N° 253
du 30/07/2002

Côte d'Ivoire


Le pouvoir est toujours
hanté par les tentatives de coups d’Etat

L’arrestation d’un général de la police, Alain Mouandou, dans le cadre d’une enquête sur une tentative de coup d’Etat, a relancé en Côte d’Ivoire le débat récurrent sur les tentatives d’attentat à la sûreté de l’Etat. Le général Mouandou, dont on a appris le 15 juillet seulement l’arrestation, est incarcéré à la Direction de la surveillance du territoire (DST) depuis le 28 juin pour “des soupçons” sur sa participation supposée à une opération de déstabilisation du régime du président Laurent Gbagbo.
Officiellement, le ministère de la Sécurité et le gouvernement n’ont pas fait de déclaration, mais la famille de l’officier a dénoncé une “arrestation arbitraire”.
Le souvenir du coup d’Etat du 24 décembre 1999 du général Robert Gueï et l’avènement de la deuxième République en octobre 2000, ont laissé des séquelles dans le pays, qui est quotidiennement hanté par des tentatives de coup, supposées ou réelles.
Dans sa dernière intervention télévisée le 5 juillet, M. Gbagbo avait affirmé : “Il n’y aura pas de coup d’Etat en Côte d’Ivoire”, mais n’avait pas hésité à soutenir qu’”on voit le dos des +nageurs+ qui entretiennent de petits gars à nos frontières”.

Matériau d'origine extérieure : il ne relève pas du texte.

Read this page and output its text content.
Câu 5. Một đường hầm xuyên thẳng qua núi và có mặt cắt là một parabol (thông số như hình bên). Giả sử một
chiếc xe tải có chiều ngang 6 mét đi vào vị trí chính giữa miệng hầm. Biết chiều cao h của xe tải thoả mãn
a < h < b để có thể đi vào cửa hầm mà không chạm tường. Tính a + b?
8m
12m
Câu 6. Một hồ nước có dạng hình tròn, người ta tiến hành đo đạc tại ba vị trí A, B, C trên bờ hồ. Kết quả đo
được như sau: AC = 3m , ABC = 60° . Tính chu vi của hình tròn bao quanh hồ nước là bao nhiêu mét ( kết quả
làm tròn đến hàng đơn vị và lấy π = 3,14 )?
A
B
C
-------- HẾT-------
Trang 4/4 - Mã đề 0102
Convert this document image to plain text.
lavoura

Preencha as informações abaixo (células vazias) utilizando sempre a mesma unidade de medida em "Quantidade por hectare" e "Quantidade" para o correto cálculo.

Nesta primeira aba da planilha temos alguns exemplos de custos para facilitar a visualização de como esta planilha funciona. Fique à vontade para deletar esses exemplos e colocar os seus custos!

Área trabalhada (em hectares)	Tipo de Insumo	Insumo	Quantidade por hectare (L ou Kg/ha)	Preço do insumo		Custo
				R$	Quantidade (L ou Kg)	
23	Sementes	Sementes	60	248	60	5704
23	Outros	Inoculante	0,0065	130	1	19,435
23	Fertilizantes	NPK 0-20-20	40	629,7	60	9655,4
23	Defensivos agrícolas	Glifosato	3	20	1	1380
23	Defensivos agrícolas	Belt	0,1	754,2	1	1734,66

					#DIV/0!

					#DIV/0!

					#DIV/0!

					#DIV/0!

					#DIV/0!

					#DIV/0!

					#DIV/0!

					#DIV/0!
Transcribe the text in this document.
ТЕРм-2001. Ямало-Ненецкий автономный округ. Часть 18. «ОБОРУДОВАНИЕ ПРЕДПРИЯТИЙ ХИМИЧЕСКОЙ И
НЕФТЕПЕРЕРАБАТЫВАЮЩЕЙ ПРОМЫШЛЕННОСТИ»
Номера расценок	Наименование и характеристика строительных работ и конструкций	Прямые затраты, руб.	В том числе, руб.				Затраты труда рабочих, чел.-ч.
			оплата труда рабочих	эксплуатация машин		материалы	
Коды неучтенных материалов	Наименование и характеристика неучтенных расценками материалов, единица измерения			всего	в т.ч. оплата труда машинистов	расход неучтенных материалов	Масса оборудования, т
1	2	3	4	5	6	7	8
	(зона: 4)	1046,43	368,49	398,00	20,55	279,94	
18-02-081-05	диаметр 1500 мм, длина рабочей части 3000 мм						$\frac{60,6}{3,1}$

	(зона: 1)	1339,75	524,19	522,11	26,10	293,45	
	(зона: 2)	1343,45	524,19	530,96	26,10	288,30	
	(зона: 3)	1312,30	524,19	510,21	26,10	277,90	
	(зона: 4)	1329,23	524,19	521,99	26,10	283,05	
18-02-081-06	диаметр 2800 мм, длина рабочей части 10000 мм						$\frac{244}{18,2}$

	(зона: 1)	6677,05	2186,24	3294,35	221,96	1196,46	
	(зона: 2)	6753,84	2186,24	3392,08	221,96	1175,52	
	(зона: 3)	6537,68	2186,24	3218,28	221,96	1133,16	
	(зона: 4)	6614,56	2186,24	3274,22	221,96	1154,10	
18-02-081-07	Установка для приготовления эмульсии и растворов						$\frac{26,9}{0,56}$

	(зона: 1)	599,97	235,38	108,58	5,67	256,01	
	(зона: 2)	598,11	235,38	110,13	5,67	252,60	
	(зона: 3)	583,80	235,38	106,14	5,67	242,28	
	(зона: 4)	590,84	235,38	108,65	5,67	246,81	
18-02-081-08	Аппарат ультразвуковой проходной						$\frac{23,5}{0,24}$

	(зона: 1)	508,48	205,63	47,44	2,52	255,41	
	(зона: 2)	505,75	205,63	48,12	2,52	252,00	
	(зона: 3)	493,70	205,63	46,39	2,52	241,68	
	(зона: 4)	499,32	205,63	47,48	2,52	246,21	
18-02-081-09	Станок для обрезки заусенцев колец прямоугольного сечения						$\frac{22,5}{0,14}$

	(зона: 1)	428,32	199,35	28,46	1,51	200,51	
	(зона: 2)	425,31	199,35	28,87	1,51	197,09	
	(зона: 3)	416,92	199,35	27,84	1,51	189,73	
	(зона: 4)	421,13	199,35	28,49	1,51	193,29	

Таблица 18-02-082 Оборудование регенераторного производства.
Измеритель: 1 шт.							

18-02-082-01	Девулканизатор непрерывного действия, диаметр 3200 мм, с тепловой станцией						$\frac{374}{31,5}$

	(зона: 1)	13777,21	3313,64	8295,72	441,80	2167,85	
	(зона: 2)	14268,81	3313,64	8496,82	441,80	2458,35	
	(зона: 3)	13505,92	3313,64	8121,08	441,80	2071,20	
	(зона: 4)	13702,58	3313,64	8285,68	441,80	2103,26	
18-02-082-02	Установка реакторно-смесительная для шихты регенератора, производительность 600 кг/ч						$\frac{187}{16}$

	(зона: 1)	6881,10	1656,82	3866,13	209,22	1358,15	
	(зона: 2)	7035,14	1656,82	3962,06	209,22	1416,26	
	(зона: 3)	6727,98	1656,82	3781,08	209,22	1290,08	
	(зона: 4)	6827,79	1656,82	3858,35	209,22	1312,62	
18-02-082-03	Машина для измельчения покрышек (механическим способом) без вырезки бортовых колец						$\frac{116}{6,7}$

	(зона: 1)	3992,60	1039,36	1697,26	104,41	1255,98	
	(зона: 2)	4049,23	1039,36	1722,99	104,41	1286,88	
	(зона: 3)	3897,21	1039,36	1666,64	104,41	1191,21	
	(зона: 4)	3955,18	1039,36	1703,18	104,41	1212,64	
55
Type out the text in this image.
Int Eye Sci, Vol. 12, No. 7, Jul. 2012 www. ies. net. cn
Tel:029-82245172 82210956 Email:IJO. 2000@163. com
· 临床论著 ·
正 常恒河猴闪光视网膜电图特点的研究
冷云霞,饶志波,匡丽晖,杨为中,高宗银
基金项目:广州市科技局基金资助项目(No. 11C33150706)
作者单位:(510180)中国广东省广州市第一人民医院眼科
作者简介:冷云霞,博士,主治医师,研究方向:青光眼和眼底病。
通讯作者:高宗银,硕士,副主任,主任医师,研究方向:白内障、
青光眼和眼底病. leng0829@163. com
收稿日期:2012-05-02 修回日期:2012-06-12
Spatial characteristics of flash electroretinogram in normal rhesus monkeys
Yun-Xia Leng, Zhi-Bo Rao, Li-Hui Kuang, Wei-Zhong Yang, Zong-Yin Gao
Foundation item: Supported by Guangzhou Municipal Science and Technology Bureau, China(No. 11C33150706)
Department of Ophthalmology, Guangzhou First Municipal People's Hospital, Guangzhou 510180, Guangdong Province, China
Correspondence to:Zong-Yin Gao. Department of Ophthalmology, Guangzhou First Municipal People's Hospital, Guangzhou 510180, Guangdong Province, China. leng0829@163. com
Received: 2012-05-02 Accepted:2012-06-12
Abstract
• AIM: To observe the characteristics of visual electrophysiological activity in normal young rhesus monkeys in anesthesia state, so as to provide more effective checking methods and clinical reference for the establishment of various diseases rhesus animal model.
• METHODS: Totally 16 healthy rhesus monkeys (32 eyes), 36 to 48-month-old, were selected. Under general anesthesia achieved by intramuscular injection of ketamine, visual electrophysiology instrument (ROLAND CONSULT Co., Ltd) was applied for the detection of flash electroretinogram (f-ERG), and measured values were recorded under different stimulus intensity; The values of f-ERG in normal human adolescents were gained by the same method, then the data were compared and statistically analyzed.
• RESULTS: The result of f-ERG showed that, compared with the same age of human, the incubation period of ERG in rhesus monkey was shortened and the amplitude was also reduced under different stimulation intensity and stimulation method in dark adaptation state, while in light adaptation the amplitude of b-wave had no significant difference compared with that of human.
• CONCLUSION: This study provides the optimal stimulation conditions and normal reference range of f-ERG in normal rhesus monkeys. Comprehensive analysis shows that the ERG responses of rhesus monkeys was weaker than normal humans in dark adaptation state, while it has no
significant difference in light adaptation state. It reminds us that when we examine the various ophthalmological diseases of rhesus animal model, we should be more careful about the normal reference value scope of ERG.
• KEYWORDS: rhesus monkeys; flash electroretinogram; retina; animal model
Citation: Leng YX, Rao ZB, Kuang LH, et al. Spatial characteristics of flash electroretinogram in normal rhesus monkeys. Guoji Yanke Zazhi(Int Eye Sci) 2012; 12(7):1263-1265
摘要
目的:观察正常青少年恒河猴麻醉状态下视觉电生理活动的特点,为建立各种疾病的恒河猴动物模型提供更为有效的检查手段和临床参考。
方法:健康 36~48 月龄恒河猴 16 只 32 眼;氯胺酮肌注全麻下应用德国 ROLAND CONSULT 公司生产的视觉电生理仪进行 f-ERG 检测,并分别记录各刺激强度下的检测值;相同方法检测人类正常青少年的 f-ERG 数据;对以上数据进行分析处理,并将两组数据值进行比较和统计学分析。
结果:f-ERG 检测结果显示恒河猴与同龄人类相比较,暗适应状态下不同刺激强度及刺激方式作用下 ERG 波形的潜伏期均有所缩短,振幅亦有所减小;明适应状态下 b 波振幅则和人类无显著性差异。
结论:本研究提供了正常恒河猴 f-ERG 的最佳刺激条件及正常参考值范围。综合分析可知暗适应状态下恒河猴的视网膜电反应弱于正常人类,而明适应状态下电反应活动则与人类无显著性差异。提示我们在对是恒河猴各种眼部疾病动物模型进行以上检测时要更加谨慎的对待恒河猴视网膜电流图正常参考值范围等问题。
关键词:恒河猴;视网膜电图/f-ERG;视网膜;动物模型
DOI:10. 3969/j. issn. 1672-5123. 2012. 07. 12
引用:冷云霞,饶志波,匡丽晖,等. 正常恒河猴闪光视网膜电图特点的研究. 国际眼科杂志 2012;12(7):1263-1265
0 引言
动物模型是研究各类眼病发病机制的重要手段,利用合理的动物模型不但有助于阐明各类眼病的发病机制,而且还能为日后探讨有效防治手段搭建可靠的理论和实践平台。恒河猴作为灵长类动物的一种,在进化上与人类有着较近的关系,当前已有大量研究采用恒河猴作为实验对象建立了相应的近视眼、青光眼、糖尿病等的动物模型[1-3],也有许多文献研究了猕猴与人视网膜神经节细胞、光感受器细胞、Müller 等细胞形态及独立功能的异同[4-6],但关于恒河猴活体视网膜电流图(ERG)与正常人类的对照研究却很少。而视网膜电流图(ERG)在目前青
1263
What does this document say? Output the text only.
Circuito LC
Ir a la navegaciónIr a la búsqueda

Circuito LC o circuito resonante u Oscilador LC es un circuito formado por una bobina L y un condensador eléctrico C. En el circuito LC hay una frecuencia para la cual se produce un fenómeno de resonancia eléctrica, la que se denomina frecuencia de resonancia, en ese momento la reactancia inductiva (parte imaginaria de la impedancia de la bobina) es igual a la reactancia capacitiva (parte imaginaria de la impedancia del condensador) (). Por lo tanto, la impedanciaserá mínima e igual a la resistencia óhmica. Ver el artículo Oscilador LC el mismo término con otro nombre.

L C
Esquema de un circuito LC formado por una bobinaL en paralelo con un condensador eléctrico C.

En janvier 2001, la presse ivoirienne avait ironisé sur une tentative de coup d’Etat, surnommée “le complot de la Mercedes noire” : des assaillants avaient attaqué les sièges de la télévision, de la radio nationale et un camp de la gendarmerie.
Les autorités ivoiriennes avaient affirmé que les auteurs avaient reçu des appuis à l’étranger, évoquant le Mali et le Burkina Faso. L’attaque repoussée au petit matin avait fait 15 morts et neuf blessés, selon un bilan officiel, mais les procès qui avaient suivi n’ont pas permis d’identifier les commanditaires et huit personnes, sur 72 arrêtées au départ, ont été condamnées.
Dans la même période, Jean-Jacques Béchio, un cadre du Rassemblement des républicains (RDR, principal parti d’opposition) de l’ancien Premier ministre Alassane Ouattara, a été arrêté, également soupçonné d’avoir voulu fomenter un coup d’Etat.
Après son arrestation, le ministre de l’Intérieur, Emile Boga Doudou, avait affirmé qu’il avait été dénoncé par un gérant de cabine téléphonique cellulaire, qui l’aurait entendu déclarer “Ca va chauffer ce samedi”, durant une conversation, en anglais, avec un mystérieux correspondant. Cette affaire avait été baptisée par une partie de la presse ivoirienne de “complot de la cabine téléphonique”.
Le procureur général a requis douze mois d’emprisonnement avec sursis contre Béchio, finalement poursuivi pour “détention illégale d’armes et munitions de 1ère et 4ème catégorie”. L’affaire a été mise en délibéré au 30 juillet. Les débats lors du procès ont essentiellement porté sur sept armes et munitions présentées par le procureur général et saisies, selon lui, au domicile du prévenu.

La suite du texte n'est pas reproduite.